Moradora da região de Venda Nova, a técnica em enfermagem Camila Silva, de 33 anos, já perdeu a conta de quantas vezes precisou recorrer ao 156 para relatar o excesso de barulho dos frequentadores dos bailes funk da avenida Vilarinho.

Na última tentativa de dar fim ao problema, na semana passada, veio a surpresa. “Fui informada pela atendente de que há aproximadamente 30 dias o serviço de pronto-atendimento foi suspenso, ou seja, eu teria, necessariamente, que aguardar o prazo de dez dias até que a minha denúncia fosse apurada”, conta.

O Hoje em Dia acionou o serviço e recebeu a mesma informação sobre a mudança.

Um morador do bairro de Lourdes, na região Centro-Sul, que pediu para não ser identificado, tentou denunciar o barulho excessivo de bares e restaurantes do local. “Não há mais pronto-atendimento para verificar poluição sonora”.

Outro lado

O gerente de Fiscalização da Secretaria Municipal Adjunta de Fiscalização, Marcus Túlio Bueno, garante que o atendimento é o mesmo há pelo menos dois anos. “Às vezes, a atendente não está muito esclarecida”, disse, referindo-se às informações repassadas por telefone.

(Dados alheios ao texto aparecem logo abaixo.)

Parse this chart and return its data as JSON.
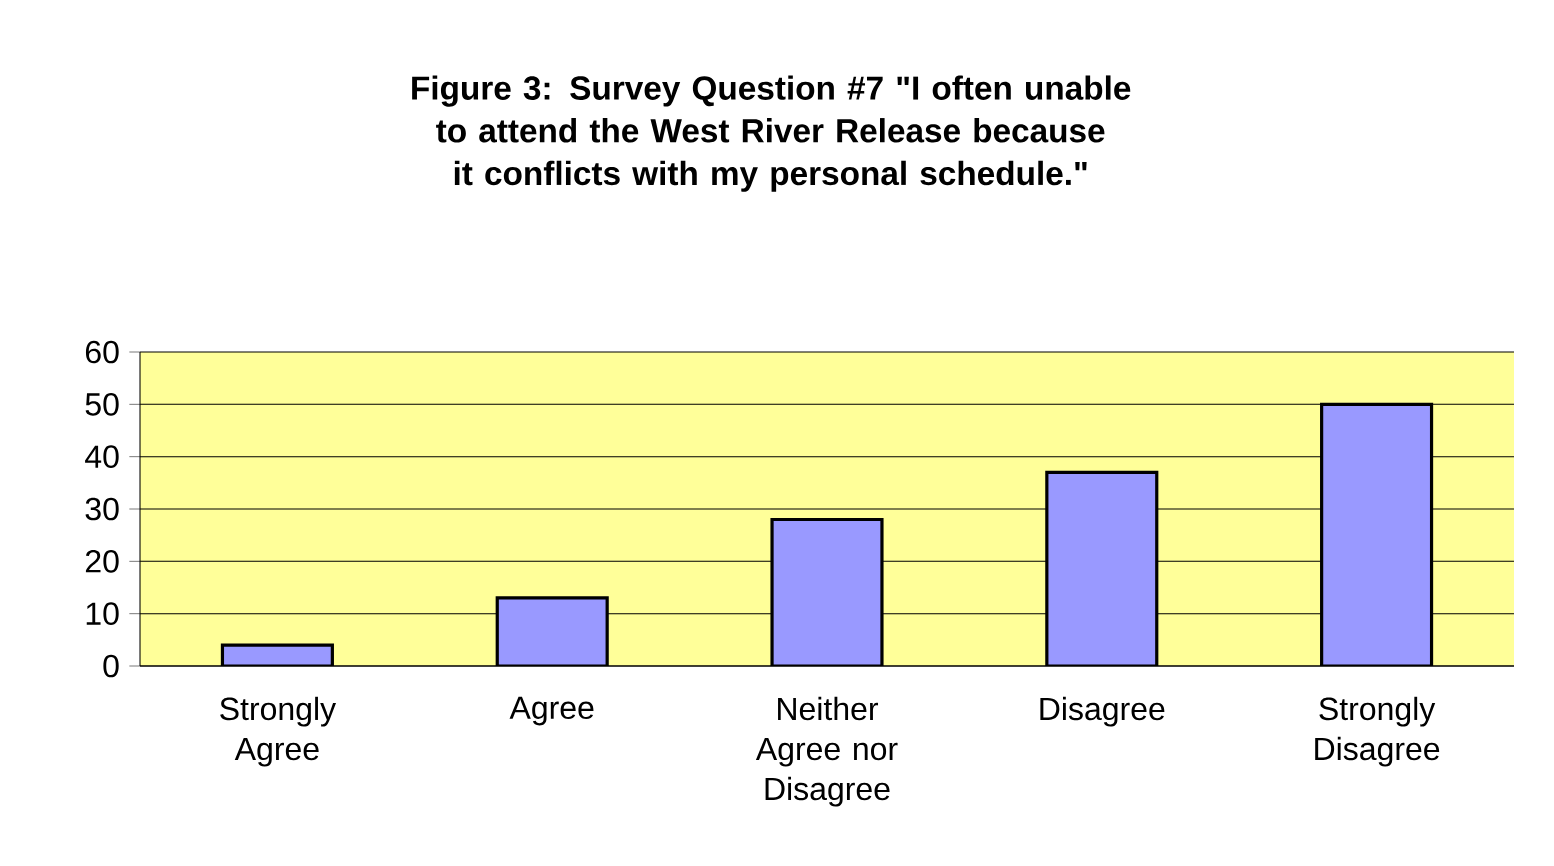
{
  "chart_data": {
    "type": "bar",
    "title": "Figure 3: Survey Question #7 \"I often unable to attend the West River Release because it conflicts with my personal schedule.\"",
    "categories": [
      "Strongly Agree",
      "Agree",
      "Neither Agree nor Disagree",
      "Disagree",
      "Strongly Disagree"
    ],
    "values": [
      4,
      13,
      28,
      37,
      50
    ],
    "color": "#9999ff",
    "ylim": [
      0,
      60
    ],
    "yticks": [
      0,
      10,
      20,
      30,
      40,
      50,
      60
    ],
    "grid": "y"
  }
}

De acordo com Bueno, é feito um agendamento com o morador denunciante, que deve informar, por telefone, dados pessoais, como CPF e endereço, e estar em casa na data marcada para verificar o problema. “Não é possível denunciar anonimamente, justamente porque a medição de ruído, com o decibelímetro, é feita de dentro da casa do morador”, explica.

O Programa Disque Sossego garante o sigilo do reclamante. 

Das 7h01 às 19h, são permitidos ruídos de até 70 decibéis; entre 19h01 e 22h, 60 decibéis; das 22h01 às 23h59, 50, e entre meia-noite e 7h, 45 decibéis. Às sextas, sábados e vésperas de feriados é admitido, até às 23h, o nível correspondente ao período vespertino, 60 decibéis.

SAIBA MAIS

Acordo amistoso para reduzir barulho

No bairro de Lourdes, região Centro-Sul da capital, ponto tradicional de bares e restaurantes, o problema da poluição sonora foi parcialmente resolvido após acordo entre a Associação dos Moradores (Amalou) e comerciantes.

Segundo o presidente da Amalou, Jeferson Rios, as reclamações em função de barulho excessivo diminuíram 60%. “O acordo é espontâneo, portanto, adere quem quer. Atualmente, pelo menos 25 bares e restaurantes puseram em prática nossa sugestão e passaram a retirar mesas e cadeiras das calçadas mais cedo, diminuindo, assim, as chances do barulho incômodo”, explicou.